Does anyone have any ideas or might help me (I hope you know Asus laptops too, I didn't see it in forum description :S)

I've tried removing battery, and empty static electicity. I've also tried reseating the RAM as well as booting without a HDD. However it makes no difference.
I really doubt it's a hardware problem as it worked fine the minute before I was stupid enough to shut it down while the BIOS was doing something.

Like I said the lights show up and so on, I tried the DVD Drive and it works too. It's only the screen never turns on so nothing really happens.

So does anyone in here have any idea to what it could be or how I could fix it?
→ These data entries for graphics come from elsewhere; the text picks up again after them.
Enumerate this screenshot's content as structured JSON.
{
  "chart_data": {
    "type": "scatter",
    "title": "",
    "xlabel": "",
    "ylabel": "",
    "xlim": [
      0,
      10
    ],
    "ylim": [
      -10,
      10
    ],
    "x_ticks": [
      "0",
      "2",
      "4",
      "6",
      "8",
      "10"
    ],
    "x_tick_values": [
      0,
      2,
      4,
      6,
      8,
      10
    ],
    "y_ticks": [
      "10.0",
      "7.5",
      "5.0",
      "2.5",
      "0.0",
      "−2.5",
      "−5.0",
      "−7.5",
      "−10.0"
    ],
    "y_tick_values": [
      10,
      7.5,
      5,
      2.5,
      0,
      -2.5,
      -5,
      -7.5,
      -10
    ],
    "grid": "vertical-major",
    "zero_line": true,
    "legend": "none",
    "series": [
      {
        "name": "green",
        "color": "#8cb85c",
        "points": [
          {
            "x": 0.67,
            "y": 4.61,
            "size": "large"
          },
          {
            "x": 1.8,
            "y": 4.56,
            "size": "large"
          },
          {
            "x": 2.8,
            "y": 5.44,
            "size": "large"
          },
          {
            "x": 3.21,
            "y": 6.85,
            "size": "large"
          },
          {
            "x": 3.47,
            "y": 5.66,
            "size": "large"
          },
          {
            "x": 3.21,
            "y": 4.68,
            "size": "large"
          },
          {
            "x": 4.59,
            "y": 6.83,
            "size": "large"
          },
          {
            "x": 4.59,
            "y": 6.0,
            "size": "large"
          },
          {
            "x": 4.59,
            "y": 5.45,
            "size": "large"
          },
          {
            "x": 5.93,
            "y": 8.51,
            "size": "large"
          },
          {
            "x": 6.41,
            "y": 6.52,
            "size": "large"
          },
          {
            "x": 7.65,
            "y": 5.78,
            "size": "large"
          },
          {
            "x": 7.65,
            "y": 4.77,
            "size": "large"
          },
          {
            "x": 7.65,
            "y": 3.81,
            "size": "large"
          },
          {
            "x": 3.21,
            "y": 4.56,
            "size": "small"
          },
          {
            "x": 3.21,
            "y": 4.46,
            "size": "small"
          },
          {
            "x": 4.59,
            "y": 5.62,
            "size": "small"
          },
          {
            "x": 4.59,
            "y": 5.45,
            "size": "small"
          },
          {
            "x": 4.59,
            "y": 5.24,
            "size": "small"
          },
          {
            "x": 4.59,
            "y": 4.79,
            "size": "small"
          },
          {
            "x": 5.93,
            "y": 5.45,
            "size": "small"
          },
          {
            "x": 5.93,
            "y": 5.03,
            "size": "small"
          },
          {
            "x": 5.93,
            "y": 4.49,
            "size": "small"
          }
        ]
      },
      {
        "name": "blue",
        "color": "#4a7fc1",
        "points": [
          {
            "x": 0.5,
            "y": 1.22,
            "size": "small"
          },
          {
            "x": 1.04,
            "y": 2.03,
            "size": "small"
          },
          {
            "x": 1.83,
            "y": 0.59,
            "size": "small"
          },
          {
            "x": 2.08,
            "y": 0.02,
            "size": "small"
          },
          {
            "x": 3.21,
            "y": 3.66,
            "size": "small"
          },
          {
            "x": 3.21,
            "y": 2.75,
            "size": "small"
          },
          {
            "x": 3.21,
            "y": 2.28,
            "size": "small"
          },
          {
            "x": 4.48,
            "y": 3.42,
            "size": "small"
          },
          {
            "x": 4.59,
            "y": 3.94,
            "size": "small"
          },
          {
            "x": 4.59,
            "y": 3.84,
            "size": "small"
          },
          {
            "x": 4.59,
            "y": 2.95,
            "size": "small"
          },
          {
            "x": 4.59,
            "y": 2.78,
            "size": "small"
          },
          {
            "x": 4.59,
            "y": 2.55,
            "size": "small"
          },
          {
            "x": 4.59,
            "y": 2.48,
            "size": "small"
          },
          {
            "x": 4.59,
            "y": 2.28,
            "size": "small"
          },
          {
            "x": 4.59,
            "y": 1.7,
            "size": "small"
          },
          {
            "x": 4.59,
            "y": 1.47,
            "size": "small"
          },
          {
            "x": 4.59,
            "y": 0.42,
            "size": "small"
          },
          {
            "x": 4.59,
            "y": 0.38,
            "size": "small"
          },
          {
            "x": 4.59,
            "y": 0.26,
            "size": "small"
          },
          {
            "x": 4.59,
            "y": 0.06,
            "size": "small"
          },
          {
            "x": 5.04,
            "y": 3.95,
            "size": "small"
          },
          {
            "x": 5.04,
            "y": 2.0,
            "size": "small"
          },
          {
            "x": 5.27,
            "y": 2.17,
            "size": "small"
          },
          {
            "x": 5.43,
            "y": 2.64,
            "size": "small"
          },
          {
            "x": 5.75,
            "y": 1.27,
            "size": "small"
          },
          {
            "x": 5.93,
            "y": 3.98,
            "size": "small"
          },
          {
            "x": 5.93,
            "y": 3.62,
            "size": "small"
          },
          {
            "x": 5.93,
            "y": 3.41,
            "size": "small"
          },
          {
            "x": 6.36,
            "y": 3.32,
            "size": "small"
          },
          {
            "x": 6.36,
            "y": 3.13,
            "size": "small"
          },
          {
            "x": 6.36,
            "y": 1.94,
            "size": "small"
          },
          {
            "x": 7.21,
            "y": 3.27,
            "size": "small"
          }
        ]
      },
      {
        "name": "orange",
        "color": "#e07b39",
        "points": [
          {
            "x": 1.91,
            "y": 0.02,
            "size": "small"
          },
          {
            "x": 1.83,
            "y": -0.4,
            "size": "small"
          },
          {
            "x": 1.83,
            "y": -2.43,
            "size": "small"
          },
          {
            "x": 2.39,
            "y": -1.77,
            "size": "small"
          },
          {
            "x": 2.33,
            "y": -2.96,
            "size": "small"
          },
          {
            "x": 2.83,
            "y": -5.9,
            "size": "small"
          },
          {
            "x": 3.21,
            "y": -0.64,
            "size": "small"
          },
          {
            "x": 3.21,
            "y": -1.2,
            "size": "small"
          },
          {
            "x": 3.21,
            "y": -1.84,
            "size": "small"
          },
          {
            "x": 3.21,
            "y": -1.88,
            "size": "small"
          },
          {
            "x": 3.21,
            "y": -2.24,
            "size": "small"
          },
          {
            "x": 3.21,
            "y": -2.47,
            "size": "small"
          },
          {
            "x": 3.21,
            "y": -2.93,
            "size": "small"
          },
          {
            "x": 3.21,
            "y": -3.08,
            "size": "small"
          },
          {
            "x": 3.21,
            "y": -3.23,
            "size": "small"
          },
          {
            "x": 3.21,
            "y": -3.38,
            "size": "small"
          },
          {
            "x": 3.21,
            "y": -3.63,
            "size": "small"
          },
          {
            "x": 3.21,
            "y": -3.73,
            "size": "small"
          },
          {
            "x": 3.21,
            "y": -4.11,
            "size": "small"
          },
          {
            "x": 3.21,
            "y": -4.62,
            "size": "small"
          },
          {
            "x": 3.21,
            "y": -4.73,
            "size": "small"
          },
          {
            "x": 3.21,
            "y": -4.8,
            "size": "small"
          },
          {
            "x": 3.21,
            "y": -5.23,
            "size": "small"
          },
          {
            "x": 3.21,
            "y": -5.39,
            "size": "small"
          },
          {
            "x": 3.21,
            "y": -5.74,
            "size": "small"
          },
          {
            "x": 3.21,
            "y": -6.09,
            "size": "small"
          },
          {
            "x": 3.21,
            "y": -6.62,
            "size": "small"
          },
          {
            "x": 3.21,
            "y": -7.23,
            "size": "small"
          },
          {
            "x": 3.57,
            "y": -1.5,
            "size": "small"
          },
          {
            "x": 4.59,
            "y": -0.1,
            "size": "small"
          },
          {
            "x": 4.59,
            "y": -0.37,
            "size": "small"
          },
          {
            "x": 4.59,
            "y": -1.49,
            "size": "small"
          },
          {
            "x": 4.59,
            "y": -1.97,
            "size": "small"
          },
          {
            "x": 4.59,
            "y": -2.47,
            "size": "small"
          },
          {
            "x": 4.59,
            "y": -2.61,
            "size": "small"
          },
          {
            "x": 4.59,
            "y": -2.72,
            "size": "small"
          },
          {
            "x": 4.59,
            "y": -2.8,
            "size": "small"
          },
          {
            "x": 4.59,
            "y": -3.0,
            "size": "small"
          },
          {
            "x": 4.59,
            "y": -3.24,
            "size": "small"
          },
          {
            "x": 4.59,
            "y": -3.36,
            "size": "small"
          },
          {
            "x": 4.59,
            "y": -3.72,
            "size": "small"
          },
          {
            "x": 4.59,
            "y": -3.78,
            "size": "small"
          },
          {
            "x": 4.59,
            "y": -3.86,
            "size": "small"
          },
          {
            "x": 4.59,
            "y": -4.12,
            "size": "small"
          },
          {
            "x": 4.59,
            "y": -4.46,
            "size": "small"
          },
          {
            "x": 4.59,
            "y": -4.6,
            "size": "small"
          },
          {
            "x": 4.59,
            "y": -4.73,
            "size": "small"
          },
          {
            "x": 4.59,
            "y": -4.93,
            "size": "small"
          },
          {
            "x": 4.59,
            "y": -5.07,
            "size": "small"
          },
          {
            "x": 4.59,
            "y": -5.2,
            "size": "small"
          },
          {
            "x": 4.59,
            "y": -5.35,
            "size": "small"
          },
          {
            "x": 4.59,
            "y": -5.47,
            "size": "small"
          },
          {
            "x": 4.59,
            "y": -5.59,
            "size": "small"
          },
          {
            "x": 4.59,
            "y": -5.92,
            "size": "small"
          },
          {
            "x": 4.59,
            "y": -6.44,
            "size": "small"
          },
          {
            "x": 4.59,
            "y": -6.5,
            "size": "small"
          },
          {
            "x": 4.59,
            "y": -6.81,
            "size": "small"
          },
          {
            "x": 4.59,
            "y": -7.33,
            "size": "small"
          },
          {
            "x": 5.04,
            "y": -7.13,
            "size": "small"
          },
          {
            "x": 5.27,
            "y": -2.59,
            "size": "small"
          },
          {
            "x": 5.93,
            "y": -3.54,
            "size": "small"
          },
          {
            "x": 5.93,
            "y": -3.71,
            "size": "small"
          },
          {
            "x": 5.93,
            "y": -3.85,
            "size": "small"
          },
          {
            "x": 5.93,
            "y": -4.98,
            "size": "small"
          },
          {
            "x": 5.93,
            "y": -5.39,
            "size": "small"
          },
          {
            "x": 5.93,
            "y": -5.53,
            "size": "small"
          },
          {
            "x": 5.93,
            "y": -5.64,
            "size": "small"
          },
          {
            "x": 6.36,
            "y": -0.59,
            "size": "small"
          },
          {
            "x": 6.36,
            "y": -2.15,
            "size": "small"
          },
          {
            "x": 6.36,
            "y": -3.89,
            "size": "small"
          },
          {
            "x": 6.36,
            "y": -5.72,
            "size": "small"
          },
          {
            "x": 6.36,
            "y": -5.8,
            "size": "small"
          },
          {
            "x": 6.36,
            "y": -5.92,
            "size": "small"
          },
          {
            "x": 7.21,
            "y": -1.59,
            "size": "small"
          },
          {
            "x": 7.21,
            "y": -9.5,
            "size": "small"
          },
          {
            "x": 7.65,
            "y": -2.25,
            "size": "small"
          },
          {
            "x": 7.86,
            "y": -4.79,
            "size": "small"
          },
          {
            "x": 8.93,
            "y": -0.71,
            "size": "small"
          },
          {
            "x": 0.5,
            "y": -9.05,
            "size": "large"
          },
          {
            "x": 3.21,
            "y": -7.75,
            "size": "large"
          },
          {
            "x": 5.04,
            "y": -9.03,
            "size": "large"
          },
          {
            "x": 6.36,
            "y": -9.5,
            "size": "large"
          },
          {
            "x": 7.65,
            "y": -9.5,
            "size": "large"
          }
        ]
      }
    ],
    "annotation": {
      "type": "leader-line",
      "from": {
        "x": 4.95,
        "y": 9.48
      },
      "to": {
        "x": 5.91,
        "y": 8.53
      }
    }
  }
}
Note: I read the guide about how to fix black screen, I didn't go past the reseat CPU part as I really doubt it's a hardware problem. Plus it being very hard to open up.

Model: Asus A42JA-VX068V
"MB Model" : K42JA


----------



## Rits (Dec 29, 2011)

It seems you have cancelled the BIOS update by hitting the power button which might have corrupted the BIOS. 

Did you tried getting in to bios by pressing del key at the start up or safe mode?


----------



## PeppeJ (Apr 16, 2012)

I just tried to press the Del key during startup but nothing happens.


----------



## Rits (Dec 29, 2011)

It seems issue with BIOS. I suggest you to install the BIOS using your computer cd which came with your ASUS computer.


----------



## PeppeJ (Apr 16, 2012)

Well I can't get the BIOS up as I said before, nothing pops up on the monitor.


----------



## Rits (Dec 29, 2011)

Restart yourt computer and start pressing f8 key to get in to advance boot options.


----------



## Rits (Dec 29, 2011)

You may need to reset the cmos battery.

Is your notebook model:

ASUS - Notebooks- ASUS K42JA

if yes, download manual to reser cmos using above link


----------



## PeppeJ (Apr 16, 2012)

I downloaded the manual and looked through it but it doesn't say how to reset the CMOS Battery for some reason, I think my chances are bigger to hand it in for service as I've still got warranty. There's a chance now that I've been looking around that it might be the Graphics Card that's not working and not BIOS at all.

What's really odd though is if I remove RAM / HDD it doesn't beep.


----------



## Rits (Dec 29, 2011)

If your laptop is under warranty then I recommend you to get it serviced.


----------